I´d expect the Uids and Times to be *different* for each item, but they are the same again.

I checked it and for each mail it receives is just adds the same value to each of the lists again, which doesn´t make any sense to me.
Comment 22 Martin Steigerwald 2016-05-10 12:52:49 UTC
Hmmm, no, the times are different. Oh, they have always been, just the same of each retrieval attempt it seems. I completely missed that all the time cause they looked all the same, as I usually have several hundred mails on each download since I switched it to a 2 hour interval. Seems it gets the time once for each "download mail" operation.
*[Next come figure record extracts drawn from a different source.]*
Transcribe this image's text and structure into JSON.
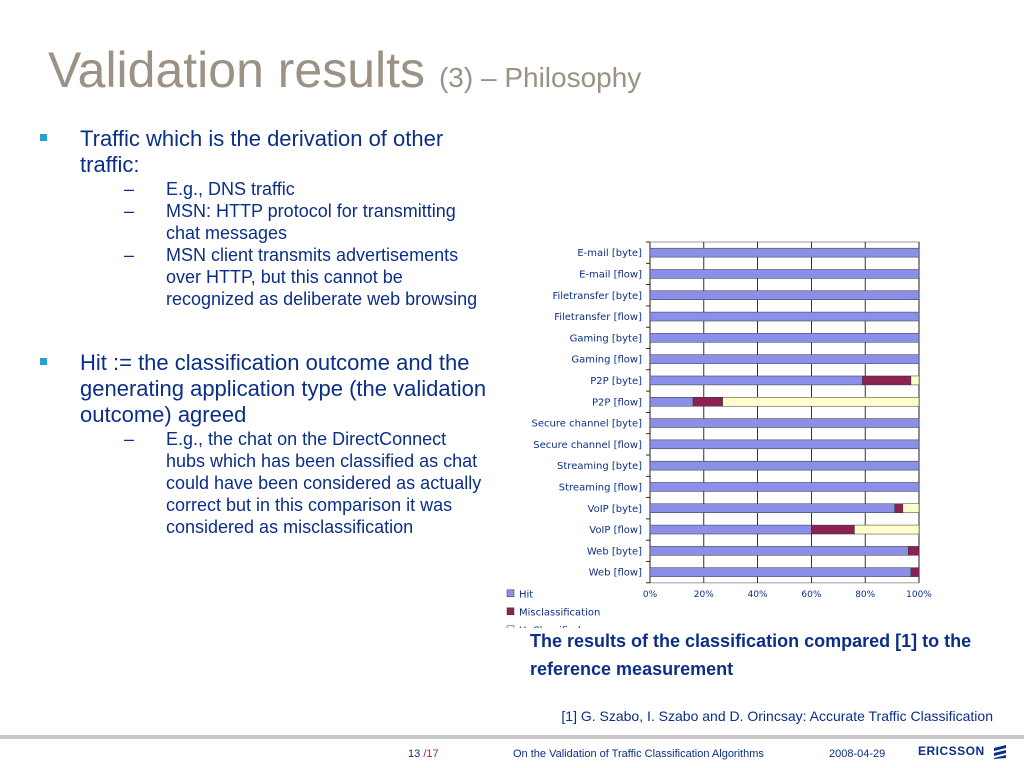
{
  "slide": {
    "title": "Validation results",
    "subtitle": "(3) – Philosophy"
  },
  "bullets": [
    {
      "text": "Traffic which is the derivation of other traffic:",
      "subs": [
        "E.g., DNS traffic",
        "MSN: HTTP protocol for transmitting chat messages",
        "MSN client transmits advertisements over HTTP, but this cannot be recognized as deliberate web browsing"
      ]
    },
    {
      "text": "Hit := the classification outcome and the generating application type (the validation outcome) agreed",
      "subs": [
        "E.g., the chat on the DirectConnect hubs which has been classified as chat could have been considered as actually correct but in this comparison it was considered as misclassification"
      ]
    }
  ],
  "caption": "The results of the classification compared [1] to the reference measurement",
  "reference": "[1] G. Szabo, I. Szabo and  D. Orincsay: Accurate Traffic Classification",
  "footer": {
    "page": "13",
    "total": "/17",
    "presentation_title": "On the Validation of Traffic Classification Algorithms",
    "date": "2008-04-29",
    "logo_text": "ERICSSON"
  },
  "chart_data": {
    "type": "bar",
    "orientation": "horizontal",
    "stacked": "percent",
    "categories": [
      "E-mail [byte]",
      "E-mail [flow]",
      "Filetransfer [byte]",
      "Filetransfer [flow]",
      "Gaming [byte]",
      "Gaming [flow]",
      "P2P [byte]",
      "P2P [flow]",
      "Secure channel [byte]",
      "Secure channel [flow]",
      "Streaming [byte]",
      "Streaming [flow]",
      "VoIP [byte]",
      "VoIP [flow]",
      "Web [byte]",
      "Web [flow]"
    ],
    "series": [
      {
        "name": "Hit",
        "color": "#8b8fe8",
        "values": [
          100,
          100,
          100,
          100,
          100,
          100,
          79,
          16,
          100,
          100,
          100,
          100,
          91,
          60,
          96,
          97
        ]
      },
      {
        "name": "Misclassification",
        "color": "#8b2252",
        "values": [
          0,
          0,
          0,
          0,
          0,
          0,
          18,
          11,
          0,
          0,
          0,
          0,
          3,
          16,
          4,
          3
        ]
      },
      {
        "name": "UnClassified",
        "color": "#ffffcc",
        "values": [
          0,
          0,
          0,
          0,
          0,
          0,
          3,
          73,
          0,
          0,
          0,
          0,
          6,
          24,
          0,
          0
        ]
      }
    ],
    "xticks": [
      "0%",
      "20%",
      "40%",
      "60%",
      "80%",
      "100%"
    ],
    "xlim": [
      0,
      100
    ],
    "grid": true,
    "legend": "bottom-left"
  }
}
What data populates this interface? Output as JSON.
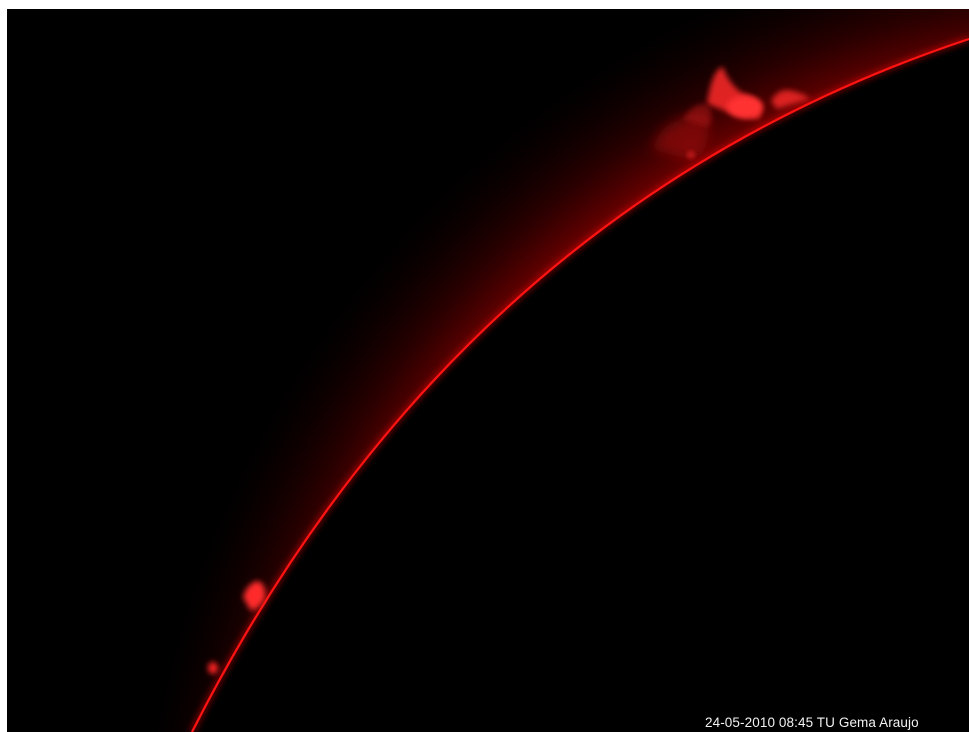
{
  "image": {
    "caption": "24-05-2010 08:45 TU  Gema Araujo",
    "colors": {
      "background": "#000000",
      "limb": "#ff1a1a",
      "glow": "#c00000",
      "prominence": "#ff2a2a",
      "caption": "#f2f2f2",
      "border": "#ffffff"
    }
  }
}
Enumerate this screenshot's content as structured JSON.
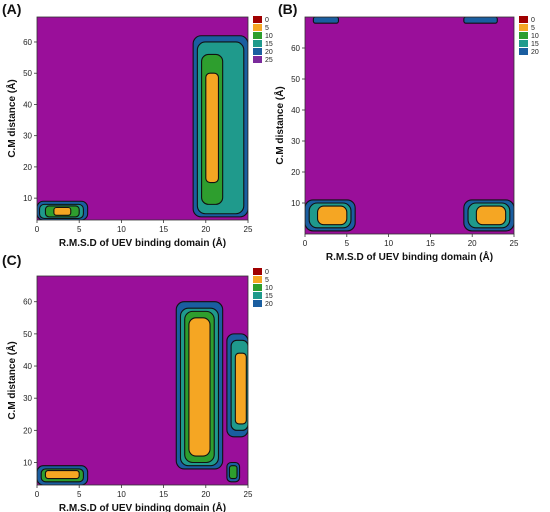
{
  "palette": {
    "background": "#9a0f9a",
    "contour_line": "#111111"
  },
  "chart_data": [
    {
      "type": "heatmap",
      "panel_label": "(A)",
      "xlabel": "R.M.S.D of UEV binding domain (Å)",
      "ylabel": "C.M distance (Å)",
      "xlim": [
        0,
        25
      ],
      "ylim": [
        3,
        68
      ],
      "x_ticks": [
        0,
        5,
        10,
        15,
        20,
        25
      ],
      "y_ticks": [
        10,
        20,
        30,
        40,
        50,
        60
      ],
      "legend": {
        "values": [
          "0",
          "5",
          "10",
          "15",
          "20",
          "25"
        ],
        "colors": [
          "#a00000",
          "#f5a623",
          "#2e9e2e",
          "#1f9a8c",
          "#1a5ea0",
          "#7b2a9c"
        ]
      },
      "regions": [
        {
          "level": 1,
          "x": [
            0,
            6
          ],
          "y": [
            3,
            9
          ]
        },
        {
          "level": 2,
          "x": [
            0.3,
            5.5
          ],
          "y": [
            3.5,
            8
          ]
        },
        {
          "level": 3,
          "x": [
            1,
            5
          ],
          "y": [
            4,
            7.5
          ]
        },
        {
          "level": 4,
          "x": [
            2,
            4
          ],
          "y": [
            4.5,
            7
          ]
        },
        {
          "level": 1,
          "x": [
            18.5,
            25
          ],
          "y": [
            4,
            62
          ]
        },
        {
          "level": 2,
          "x": [
            19,
            24.5
          ],
          "y": [
            5,
            60
          ]
        },
        {
          "level": 3,
          "x": [
            19.5,
            22
          ],
          "y": [
            8,
            56
          ]
        },
        {
          "level": 4,
          "x": [
            20,
            21.5
          ],
          "y": [
            15,
            50
          ]
        }
      ]
    },
    {
      "type": "heatmap",
      "panel_label": "(B)",
      "xlabel": "R.M.S.D of UEV binding domain (Å)",
      "ylabel": "C.M distance (Å)",
      "xlim": [
        0,
        25
      ],
      "ylim": [
        0,
        70
      ],
      "x_ticks": [
        0,
        5,
        10,
        15,
        20,
        25
      ],
      "y_ticks": [
        10,
        20,
        30,
        40,
        50,
        60
      ],
      "legend": {
        "values": [
          "0",
          "5",
          "10",
          "15",
          "20"
        ],
        "colors": [
          "#a00000",
          "#f5a623",
          "#2e9e2e",
          "#1f9a8c",
          "#1a5ea0"
        ]
      },
      "regions": [
        {
          "level": 1,
          "x": [
            0,
            6
          ],
          "y": [
            1,
            11
          ]
        },
        {
          "level": 2,
          "x": [
            0.5,
            5.5
          ],
          "y": [
            2,
            10
          ]
        },
        {
          "level": 4,
          "x": [
            1.5,
            5
          ],
          "y": [
            3,
            9
          ]
        },
        {
          "level": 1,
          "x": [
            19,
            25
          ],
          "y": [
            1,
            11
          ]
        },
        {
          "level": 2,
          "x": [
            19.5,
            24.5
          ],
          "y": [
            2,
            10
          ]
        },
        {
          "level": 4,
          "x": [
            20.5,
            24
          ],
          "y": [
            3,
            9
          ]
        },
        {
          "level": 1,
          "x": [
            1,
            4
          ],
          "y": [
            68,
            70
          ]
        },
        {
          "level": 1,
          "x": [
            19,
            23
          ],
          "y": [
            68,
            70
          ]
        }
      ]
    },
    {
      "type": "heatmap",
      "panel_label": "(C)",
      "xlabel": "R.M.S.D of UEV binding domain (Å)",
      "ylabel": "C.M distance (Å)",
      "xlim": [
        0,
        25
      ],
      "ylim": [
        3,
        68
      ],
      "x_ticks": [
        0,
        5,
        10,
        15,
        20,
        25
      ],
      "y_ticks": [
        10,
        20,
        30,
        40,
        50,
        60
      ],
      "legend": {
        "values": [
          "0",
          "5",
          "10",
          "15",
          "20"
        ],
        "colors": [
          "#a00000",
          "#f5a623",
          "#2e9e2e",
          "#1f9a8c",
          "#1a5ea0"
        ]
      },
      "regions": [
        {
          "level": 1,
          "x": [
            0,
            6
          ],
          "y": [
            3,
            9
          ]
        },
        {
          "level": 3,
          "x": [
            0.5,
            5.5
          ],
          "y": [
            4,
            8
          ]
        },
        {
          "level": 4,
          "x": [
            1,
            5
          ],
          "y": [
            5,
            7.5
          ]
        },
        {
          "level": 1,
          "x": [
            16.5,
            22
          ],
          "y": [
            8,
            60
          ]
        },
        {
          "level": 2,
          "x": [
            17,
            21.5
          ],
          "y": [
            9,
            58
          ]
        },
        {
          "level": 3,
          "x": [
            17.5,
            21
          ],
          "y": [
            10,
            57
          ]
        },
        {
          "level": 4,
          "x": [
            18,
            20.5
          ],
          "y": [
            12,
            55
          ]
        },
        {
          "level": 1,
          "x": [
            22.5,
            25
          ],
          "y": [
            18,
            50
          ]
        },
        {
          "level": 2,
          "x": [
            23,
            25
          ],
          "y": [
            20,
            48
          ]
        },
        {
          "level": 4,
          "x": [
            23.5,
            24.8
          ],
          "y": [
            22,
            44
          ]
        },
        {
          "level": 1,
          "x": [
            22.5,
            24
          ],
          "y": [
            4,
            10
          ]
        },
        {
          "level": 3,
          "x": [
            22.8,
            23.7
          ],
          "y": [
            5,
            9
          ]
        }
      ]
    }
  ]
}
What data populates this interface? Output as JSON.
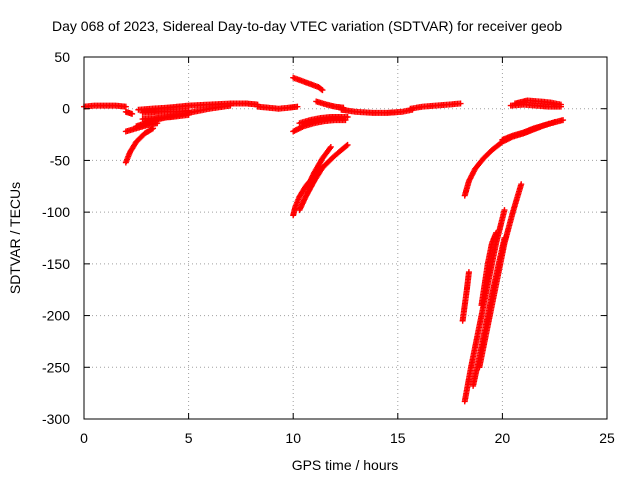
{
  "chart_data": {
    "type": "scatter",
    "title": "Day 068 of 2023, Sidereal Day-to-day VTEC variation (SDTVAR) for receiver geob",
    "xlabel": "GPS time / hours",
    "ylabel": "SDTVAR / TECUs",
    "xlim": [
      0,
      25
    ],
    "ylim": [
      -300,
      50
    ],
    "xticks": [
      0,
      5,
      10,
      15,
      20,
      25
    ],
    "yticks": [
      50,
      0,
      -50,
      -100,
      -150,
      -200,
      -250,
      -300
    ],
    "xtick_labels": [
      "0",
      "5",
      "10",
      "15",
      "20",
      "25"
    ],
    "ytick_labels": [
      "50",
      "0",
      "-50",
      "-100",
      "-150",
      "-200",
      "-250",
      "-300"
    ],
    "grid": true,
    "marker": "+",
    "color": "#ff0000",
    "series": [
      {
        "name": "arc-01",
        "x": [
          0.0,
          0.5,
          1.0,
          1.5,
          2.0
        ],
        "y": [
          2,
          3,
          3,
          3,
          2
        ]
      },
      {
        "name": "arc-02",
        "x": [
          2.0,
          2.3
        ],
        "y": [
          -3,
          -5
        ]
      },
      {
        "name": "arc-03",
        "x": [
          2.0,
          2.2,
          2.5,
          2.9,
          3.3
        ],
        "y": [
          -52,
          -42,
          -32,
          -24,
          -19
        ]
      },
      {
        "name": "arc-04",
        "x": [
          2.0,
          2.5,
          3.0,
          3.5
        ],
        "y": [
          -22,
          -19,
          -16,
          -14
        ]
      },
      {
        "name": "arc-05",
        "x": [
          2.6,
          3.2,
          4.0,
          5.0,
          6.0,
          7.0,
          7.8,
          8.3
        ],
        "y": [
          -1,
          0,
          1,
          3,
          4,
          5,
          5,
          4
        ]
      },
      {
        "name": "arc-06",
        "x": [
          2.5,
          3.2,
          4.0,
          5.0,
          6.0,
          7.0
        ],
        "y": [
          -17,
          -12,
          -8,
          -4,
          0,
          3
        ]
      },
      {
        "name": "arc-07",
        "x": [
          2.8,
          3.5,
          4.2,
          5.0
        ],
        "y": [
          -10,
          -9,
          -8,
          -6
        ]
      },
      {
        "name": "arc-08",
        "x": [
          2.8,
          3.5,
          4.2,
          5.0
        ],
        "y": [
          -4,
          -3,
          -3,
          -2
        ]
      },
      {
        "name": "arc-09",
        "x": [
          8.3,
          8.8,
          9.3,
          9.8,
          10.2
        ],
        "y": [
          2,
          1,
          0,
          1,
          2
        ]
      },
      {
        "name": "arc-10",
        "x": [
          10.0,
          10.4,
          10.8,
          11.2,
          11.4
        ],
        "y": [
          30,
          27,
          24,
          21,
          18
        ]
      },
      {
        "name": "arc-11",
        "x": [
          10.0,
          10.1,
          10.3,
          10.6,
          11.0,
          11.5,
          11.9,
          12.3,
          12.6
        ],
        "y": [
          -103,
          -95,
          -85,
          -75,
          -65,
          -55,
          -47,
          -40,
          -35
        ]
      },
      {
        "name": "arc-12",
        "x": [
          10.3,
          10.6,
          11.0,
          11.4
        ],
        "y": [
          -98,
          -85,
          -70,
          -57
        ]
      },
      {
        "name": "arc-13",
        "x": [
          10.7,
          11.0,
          11.4,
          11.8
        ],
        "y": [
          -75,
          -62,
          -48,
          -37
        ]
      },
      {
        "name": "arc-14",
        "x": [
          10.0,
          10.5,
          11.0,
          11.5,
          12.0,
          12.5
        ],
        "y": [
          -22,
          -17,
          -14,
          -12,
          -11,
          -11
        ]
      },
      {
        "name": "arc-15",
        "x": [
          10.3,
          10.8,
          11.3,
          11.8,
          12.3,
          12.6
        ],
        "y": [
          -14,
          -11,
          -9,
          -8,
          -8,
          -8
        ]
      },
      {
        "name": "arc-16",
        "x": [
          11.1,
          11.6,
          12.0,
          12.4
        ],
        "y": [
          7,
          4,
          2,
          1
        ]
      },
      {
        "name": "arc-17",
        "x": [
          12.3,
          13.0,
          13.8,
          14.5,
          15.2,
          15.7
        ],
        "y": [
          -1,
          -3,
          -4,
          -4,
          -3,
          -1
        ]
      },
      {
        "name": "arc-18",
        "x": [
          15.6,
          16.2,
          16.8,
          17.4,
          18.0
        ],
        "y": [
          0,
          2,
          3,
          4,
          5
        ]
      },
      {
        "name": "arc-19",
        "x": [
          18.2,
          18.4,
          18.7,
          19.1,
          19.5,
          20.0,
          20.5,
          21.0,
          21.5,
          22.0,
          22.5,
          22.9
        ],
        "y": [
          -84,
          -70,
          -58,
          -48,
          -40,
          -32,
          -27,
          -24,
          -20,
          -16,
          -13,
          -11
        ]
      },
      {
        "name": "arc-20",
        "x": [
          20.0,
          20.5,
          21.0,
          21.5,
          22.0,
          22.5
        ],
        "y": [
          -30,
          -26,
          -23,
          -19,
          -16,
          -13
        ]
      },
      {
        "name": "arc-21",
        "x": [
          20.6,
          21.2,
          21.8,
          22.3,
          22.8
        ],
        "y": [
          5,
          8,
          7,
          6,
          4
        ]
      },
      {
        "name": "arc-22",
        "x": [
          20.4,
          21.0,
          21.6,
          22.2,
          22.8
        ],
        "y": [
          3,
          4,
          3,
          2,
          2
        ]
      },
      {
        "name": "arc-23",
        "x": [
          18.1,
          18.2,
          18.3,
          18.4
        ],
        "y": [
          -205,
          -190,
          -175,
          -158
        ]
      },
      {
        "name": "arc-24",
        "x": [
          18.2,
          18.5,
          18.9,
          19.3,
          19.7,
          20.1
        ],
        "y": [
          -283,
          -250,
          -210,
          -170,
          -130,
          -98
        ]
      },
      {
        "name": "arc-25",
        "x": [
          18.6,
          18.9,
          19.2,
          19.5,
          19.8,
          20.1
        ],
        "y": [
          -268,
          -240,
          -210,
          -180,
          -152,
          -125
        ]
      },
      {
        "name": "arc-26",
        "x": [
          18.9,
          19.3,
          19.7,
          20.1,
          20.5,
          20.9
        ],
        "y": [
          -250,
          -210,
          -170,
          -130,
          -100,
          -73
        ]
      },
      {
        "name": "arc-27",
        "x": [
          19.0,
          19.3,
          19.5,
          19.7
        ],
        "y": [
          -190,
          -150,
          -130,
          -120
        ]
      }
    ]
  }
}
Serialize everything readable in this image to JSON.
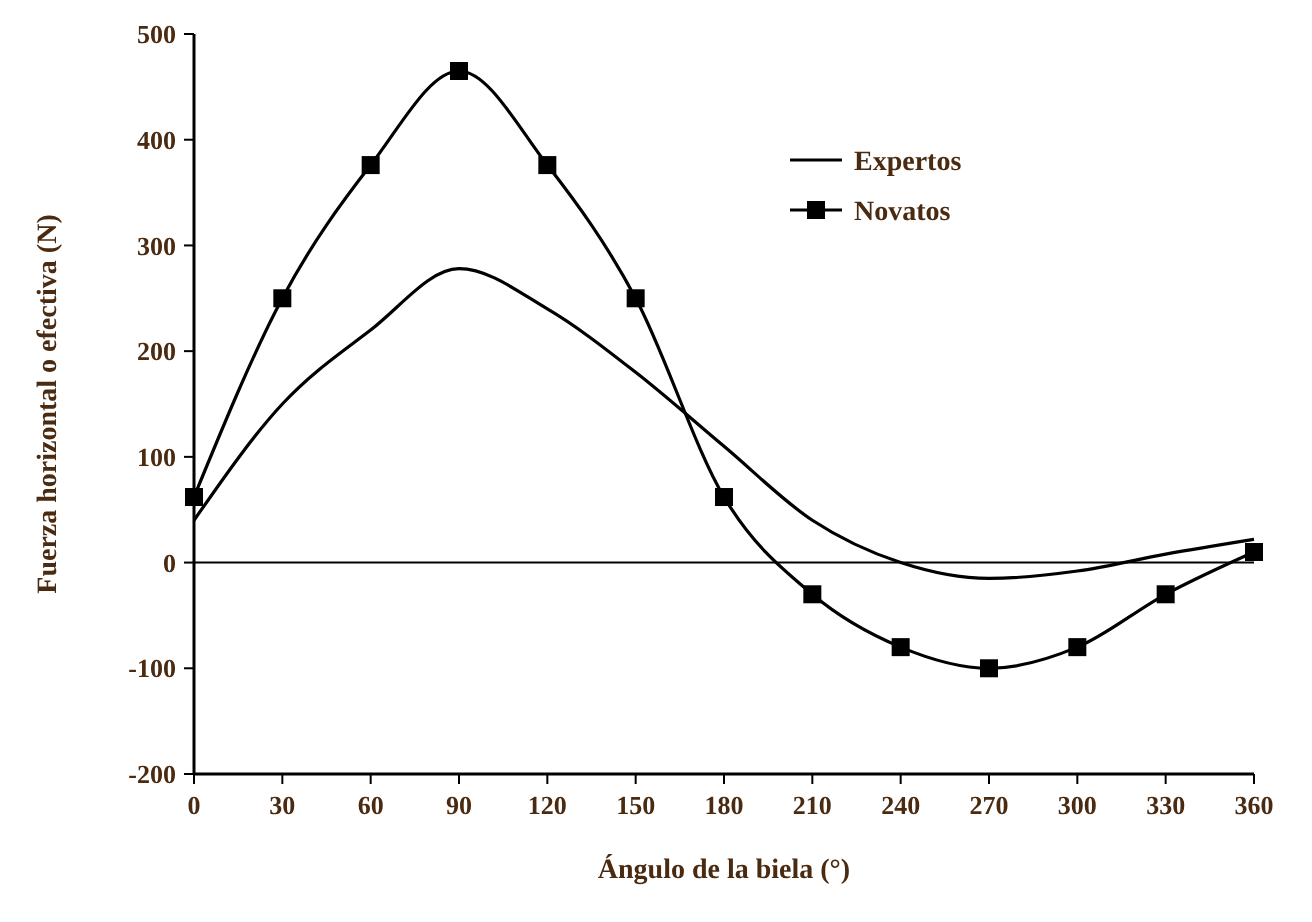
{
  "chart_data": {
    "type": "line",
    "xlabel": "Ángulo de la biela (°)",
    "ylabel": "Fuerza horizontal o efectiva (N)",
    "x": [
      0,
      30,
      60,
      90,
      120,
      150,
      180,
      210,
      240,
      270,
      300,
      330,
      360
    ],
    "xlim": [
      0,
      360
    ],
    "xticks": [
      0,
      30,
      60,
      90,
      120,
      150,
      180,
      210,
      240,
      270,
      300,
      330,
      360
    ],
    "ylim": [
      -200,
      500
    ],
    "yticks": [
      -200,
      -100,
      0,
      100,
      200,
      300,
      400,
      500
    ],
    "series": [
      {
        "name": "Expertos",
        "color": "#000000",
        "marker": "none",
        "values": [
          40,
          150,
          220,
          278,
          240,
          180,
          110,
          40,
          0,
          -15,
          -8,
          8,
          22
        ]
      },
      {
        "name": "Novatos",
        "color": "#000000",
        "marker": "square",
        "values": [
          62,
          250,
          376,
          465,
          376,
          250,
          62,
          -30,
          -80,
          -100,
          -80,
          -30,
          10
        ]
      }
    ],
    "ref_lines": [
      {
        "axis": "y",
        "value": 0,
        "color": "#000000"
      }
    ],
    "legend": "top right",
    "grid": false,
    "line_style": "solid"
  }
}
But the uids are all the same.
Comment 23 Albert Astals Cid 2016-05-10 22:34:24 UTC
[LeaveOnServer] seenUidList=00320035446ce738,00320036446ce738,00320037446ce738,00320038446ce738,00320039446ce738,0032003a446ce738 seenUidTimeList=1462884349,1462884349,1462884349,1462884349,1462884392,1462884437 I´d expect the Uids and Times to be *different* for each item, but they are the same again. 


As i told you, the times don't matter at all, and the uids are different, so no idea what you're complaining about.

This is your list of uids
00320035446ce738
00320036446ce738
00320037446ce738
00320038446ce738
00320039446ce738
0032003a446ce738
Comment 24 Martin Steigerwald 2016-05-11 13:58:36 UTC
You are completely right, Albert. The uid values are different. From the *beginning*. I.e. even in the pop3 resource config file I uploaded. I didn´t see this all the time as the beginning and the end has been the same. The brain can read through a book where the middle letters of a word are mixed up while the beginning and end letters are still right… seems I successfully tricked myself into perceiving the uids were duplicate all the time while they were not.

Sorry for all the noise about the duplicates. I just didn´t recognize that there never where duplicates. Still the slowdown was for real. So retitling. I am now enabling leave mails on server for 2 days again. If that works, I extend to 7 days and observe performance. Maybe the performance regression has been implemented after Applications/16.04.  I still cannot compile from master as even tough I have Qt 5.6.0 now on my Debian box, the qt web engine cmake files and headers are not yet packaged it seems, at least configuring messagelib, kdepim-runtime and kdepim fails due to these missing.